Look at this table:
x y
5 17.72
6 21.72
7 25.72
8 29.72
9 33.72
Write a linear function (y=mx+b) or an exponential function (y=a(b)x) that models the data.
y=
To determine whether the given data can be modeled by a linear function or an exponential function, we can analyze the relationship between the x-values and the corresponding y-values.
By observing the table, we can see that as the x-values increase, the y-values also increase, but not at a steady rate. This indicates that the data cannot be best modeled by a linear function since a linear function would have a constant slope.
Instead, let's analyze if the data can be modeled by an exponential function. We'll compare the ratios of the y-values for consecutive x-values:
Ratio between y-values for consecutive x-values:
21.72 / 17.72 ≈ 1.2287
25.72 / 21.72 ≈ 1.1866
29.72 / 25.72 ≈ 1.1536
33.72 / 29.72 ≈ 1.1343
The fact that these ratios are roughly constant suggests that the data can be modeled by an exponential function.

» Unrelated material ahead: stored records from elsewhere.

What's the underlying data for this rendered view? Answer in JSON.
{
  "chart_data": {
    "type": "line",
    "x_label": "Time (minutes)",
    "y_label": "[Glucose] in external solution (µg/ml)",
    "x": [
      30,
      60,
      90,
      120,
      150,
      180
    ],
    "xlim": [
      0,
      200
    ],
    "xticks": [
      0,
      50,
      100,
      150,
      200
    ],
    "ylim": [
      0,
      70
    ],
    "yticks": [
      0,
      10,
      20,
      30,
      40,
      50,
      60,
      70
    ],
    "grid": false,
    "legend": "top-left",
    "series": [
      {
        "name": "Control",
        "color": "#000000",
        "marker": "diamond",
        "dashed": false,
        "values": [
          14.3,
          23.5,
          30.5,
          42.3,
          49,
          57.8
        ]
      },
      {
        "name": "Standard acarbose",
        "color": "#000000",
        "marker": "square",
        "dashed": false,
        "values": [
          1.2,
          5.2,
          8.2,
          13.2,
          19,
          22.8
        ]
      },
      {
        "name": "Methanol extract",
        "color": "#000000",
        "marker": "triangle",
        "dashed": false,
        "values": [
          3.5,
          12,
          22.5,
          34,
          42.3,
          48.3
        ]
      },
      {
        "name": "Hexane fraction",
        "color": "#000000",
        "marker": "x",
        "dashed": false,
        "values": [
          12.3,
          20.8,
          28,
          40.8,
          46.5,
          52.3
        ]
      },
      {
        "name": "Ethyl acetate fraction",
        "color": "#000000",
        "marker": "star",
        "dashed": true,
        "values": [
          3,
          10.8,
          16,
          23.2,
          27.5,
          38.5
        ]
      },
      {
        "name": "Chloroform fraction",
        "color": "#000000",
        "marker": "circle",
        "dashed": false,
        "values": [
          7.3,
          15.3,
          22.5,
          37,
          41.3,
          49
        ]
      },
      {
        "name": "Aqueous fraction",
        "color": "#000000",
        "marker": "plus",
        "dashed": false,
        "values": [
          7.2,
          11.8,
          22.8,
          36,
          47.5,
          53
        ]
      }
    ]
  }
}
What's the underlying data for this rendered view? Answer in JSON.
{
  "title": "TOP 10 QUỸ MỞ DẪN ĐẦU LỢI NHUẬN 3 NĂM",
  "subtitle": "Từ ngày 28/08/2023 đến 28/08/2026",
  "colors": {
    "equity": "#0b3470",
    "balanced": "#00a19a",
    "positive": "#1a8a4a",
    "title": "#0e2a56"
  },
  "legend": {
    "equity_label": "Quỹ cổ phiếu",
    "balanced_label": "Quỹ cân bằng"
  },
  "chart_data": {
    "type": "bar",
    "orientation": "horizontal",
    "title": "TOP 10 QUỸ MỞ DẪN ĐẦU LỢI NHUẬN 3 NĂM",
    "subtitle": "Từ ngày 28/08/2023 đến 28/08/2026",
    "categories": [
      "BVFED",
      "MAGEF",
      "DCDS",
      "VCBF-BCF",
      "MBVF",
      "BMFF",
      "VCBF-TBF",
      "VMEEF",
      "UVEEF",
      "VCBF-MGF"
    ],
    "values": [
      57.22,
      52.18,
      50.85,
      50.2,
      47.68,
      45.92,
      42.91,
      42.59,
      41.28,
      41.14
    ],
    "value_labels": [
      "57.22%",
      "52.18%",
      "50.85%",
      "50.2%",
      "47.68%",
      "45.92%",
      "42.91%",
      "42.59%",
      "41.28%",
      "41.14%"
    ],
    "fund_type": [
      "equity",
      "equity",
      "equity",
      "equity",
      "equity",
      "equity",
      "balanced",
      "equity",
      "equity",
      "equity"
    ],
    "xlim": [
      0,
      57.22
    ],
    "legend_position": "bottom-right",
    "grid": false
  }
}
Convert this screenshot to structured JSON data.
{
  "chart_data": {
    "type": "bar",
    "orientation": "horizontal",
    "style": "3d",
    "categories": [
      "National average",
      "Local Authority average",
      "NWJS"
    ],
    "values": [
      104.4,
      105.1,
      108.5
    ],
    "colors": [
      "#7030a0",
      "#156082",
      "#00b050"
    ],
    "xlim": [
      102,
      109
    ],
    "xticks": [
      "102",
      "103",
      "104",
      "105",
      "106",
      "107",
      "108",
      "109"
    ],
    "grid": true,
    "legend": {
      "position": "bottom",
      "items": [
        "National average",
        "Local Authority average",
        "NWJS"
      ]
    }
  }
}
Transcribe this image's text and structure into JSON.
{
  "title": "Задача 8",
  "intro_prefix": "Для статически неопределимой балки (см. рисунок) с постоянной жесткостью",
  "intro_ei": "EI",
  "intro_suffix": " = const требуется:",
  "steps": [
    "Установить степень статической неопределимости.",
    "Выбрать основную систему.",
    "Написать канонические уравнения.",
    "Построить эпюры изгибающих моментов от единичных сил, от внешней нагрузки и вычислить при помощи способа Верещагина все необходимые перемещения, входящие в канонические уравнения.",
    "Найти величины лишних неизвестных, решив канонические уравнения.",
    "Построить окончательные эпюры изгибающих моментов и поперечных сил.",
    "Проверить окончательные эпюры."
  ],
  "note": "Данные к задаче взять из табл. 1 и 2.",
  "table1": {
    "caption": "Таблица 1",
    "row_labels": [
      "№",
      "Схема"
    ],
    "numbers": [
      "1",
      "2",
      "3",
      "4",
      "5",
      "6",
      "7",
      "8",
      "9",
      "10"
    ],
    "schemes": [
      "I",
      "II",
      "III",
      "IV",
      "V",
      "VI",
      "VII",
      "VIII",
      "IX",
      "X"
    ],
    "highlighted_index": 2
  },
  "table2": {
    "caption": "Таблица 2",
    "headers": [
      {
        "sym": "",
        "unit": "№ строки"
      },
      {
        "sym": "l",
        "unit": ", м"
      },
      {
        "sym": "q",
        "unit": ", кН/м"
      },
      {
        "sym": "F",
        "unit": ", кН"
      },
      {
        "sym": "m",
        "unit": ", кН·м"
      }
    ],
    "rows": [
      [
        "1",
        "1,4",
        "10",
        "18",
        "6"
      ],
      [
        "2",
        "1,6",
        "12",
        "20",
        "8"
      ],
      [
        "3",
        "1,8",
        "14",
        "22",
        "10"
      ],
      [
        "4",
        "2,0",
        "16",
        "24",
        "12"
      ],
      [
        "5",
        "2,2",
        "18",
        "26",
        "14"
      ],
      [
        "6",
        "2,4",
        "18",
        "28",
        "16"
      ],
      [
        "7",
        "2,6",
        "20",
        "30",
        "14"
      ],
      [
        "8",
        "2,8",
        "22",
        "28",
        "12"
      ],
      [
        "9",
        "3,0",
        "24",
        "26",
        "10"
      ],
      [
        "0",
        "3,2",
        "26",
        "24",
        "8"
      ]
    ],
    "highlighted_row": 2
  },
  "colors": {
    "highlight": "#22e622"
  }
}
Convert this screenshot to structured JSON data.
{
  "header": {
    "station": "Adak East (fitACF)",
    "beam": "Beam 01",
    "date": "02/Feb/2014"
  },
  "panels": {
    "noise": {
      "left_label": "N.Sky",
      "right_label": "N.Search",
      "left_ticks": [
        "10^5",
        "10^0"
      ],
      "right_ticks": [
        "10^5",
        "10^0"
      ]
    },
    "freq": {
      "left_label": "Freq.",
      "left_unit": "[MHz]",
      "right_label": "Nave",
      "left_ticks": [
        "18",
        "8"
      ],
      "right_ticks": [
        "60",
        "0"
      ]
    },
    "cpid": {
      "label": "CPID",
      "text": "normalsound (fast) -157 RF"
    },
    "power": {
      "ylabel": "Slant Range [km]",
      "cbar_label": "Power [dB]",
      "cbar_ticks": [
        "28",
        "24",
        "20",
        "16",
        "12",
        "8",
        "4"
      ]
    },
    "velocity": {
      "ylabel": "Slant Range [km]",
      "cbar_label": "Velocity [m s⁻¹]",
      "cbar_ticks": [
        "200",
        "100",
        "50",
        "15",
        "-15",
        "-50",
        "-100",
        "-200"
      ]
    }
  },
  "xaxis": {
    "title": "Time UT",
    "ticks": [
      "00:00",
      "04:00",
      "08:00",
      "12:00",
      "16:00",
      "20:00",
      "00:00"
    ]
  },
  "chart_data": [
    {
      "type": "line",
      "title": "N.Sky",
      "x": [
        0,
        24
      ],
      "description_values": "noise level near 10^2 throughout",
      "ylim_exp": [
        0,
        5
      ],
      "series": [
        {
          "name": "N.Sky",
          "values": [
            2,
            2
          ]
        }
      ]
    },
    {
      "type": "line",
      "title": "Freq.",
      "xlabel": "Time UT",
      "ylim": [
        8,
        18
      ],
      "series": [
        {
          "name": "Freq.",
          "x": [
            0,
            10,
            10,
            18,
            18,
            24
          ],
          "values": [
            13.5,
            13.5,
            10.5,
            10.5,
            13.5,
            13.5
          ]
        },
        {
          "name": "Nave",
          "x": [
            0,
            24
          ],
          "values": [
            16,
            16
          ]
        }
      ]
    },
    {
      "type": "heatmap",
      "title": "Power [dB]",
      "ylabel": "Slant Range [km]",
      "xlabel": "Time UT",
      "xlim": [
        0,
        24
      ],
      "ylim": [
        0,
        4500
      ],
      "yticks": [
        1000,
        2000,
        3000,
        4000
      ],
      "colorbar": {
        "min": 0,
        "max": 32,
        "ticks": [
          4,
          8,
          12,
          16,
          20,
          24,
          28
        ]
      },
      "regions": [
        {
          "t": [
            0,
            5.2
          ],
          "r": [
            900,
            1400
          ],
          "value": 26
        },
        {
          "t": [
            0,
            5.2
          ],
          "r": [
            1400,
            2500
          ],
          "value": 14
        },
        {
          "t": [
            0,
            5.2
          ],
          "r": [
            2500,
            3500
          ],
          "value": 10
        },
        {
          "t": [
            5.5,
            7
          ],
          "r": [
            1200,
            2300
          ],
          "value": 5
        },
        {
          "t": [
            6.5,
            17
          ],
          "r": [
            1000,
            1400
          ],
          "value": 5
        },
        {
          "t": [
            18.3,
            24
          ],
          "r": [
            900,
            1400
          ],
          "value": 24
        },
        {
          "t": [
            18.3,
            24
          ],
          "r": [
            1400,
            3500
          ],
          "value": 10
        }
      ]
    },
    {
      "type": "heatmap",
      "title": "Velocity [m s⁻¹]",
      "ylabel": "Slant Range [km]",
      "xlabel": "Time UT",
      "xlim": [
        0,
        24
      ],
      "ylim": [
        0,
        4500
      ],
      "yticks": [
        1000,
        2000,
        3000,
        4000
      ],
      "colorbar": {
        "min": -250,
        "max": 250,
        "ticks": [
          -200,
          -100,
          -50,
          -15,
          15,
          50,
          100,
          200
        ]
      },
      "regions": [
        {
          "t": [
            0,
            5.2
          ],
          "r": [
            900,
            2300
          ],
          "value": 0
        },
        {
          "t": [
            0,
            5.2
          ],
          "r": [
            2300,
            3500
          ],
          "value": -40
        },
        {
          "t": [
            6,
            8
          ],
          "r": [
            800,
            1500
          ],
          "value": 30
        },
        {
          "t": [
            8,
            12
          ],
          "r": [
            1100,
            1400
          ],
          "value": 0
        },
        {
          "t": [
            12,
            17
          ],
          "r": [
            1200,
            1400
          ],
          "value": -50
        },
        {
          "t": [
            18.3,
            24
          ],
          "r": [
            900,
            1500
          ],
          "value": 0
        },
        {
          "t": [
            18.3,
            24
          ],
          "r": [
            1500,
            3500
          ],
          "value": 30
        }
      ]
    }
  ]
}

We can now use the formula for an exponential function, y = a(b)^x, to model the data:
y = a(b)^x
We need to find the values of a and b that best fit the data. Let's choose the first data point (5, 17.72) and substitute it into the equation:
17.72 = a(b)^5
Now let's choose another data point, (6, 21.72), and substitute it into the equation:
21.72 = a(b)^6
We now have a system of two equations with two variables: a and b. We can solve this system of equations to find the values of a and b that best fit the data.
If you provide additional data points or any other guidelines for finding a and b, I can provide a more accurate and specific response.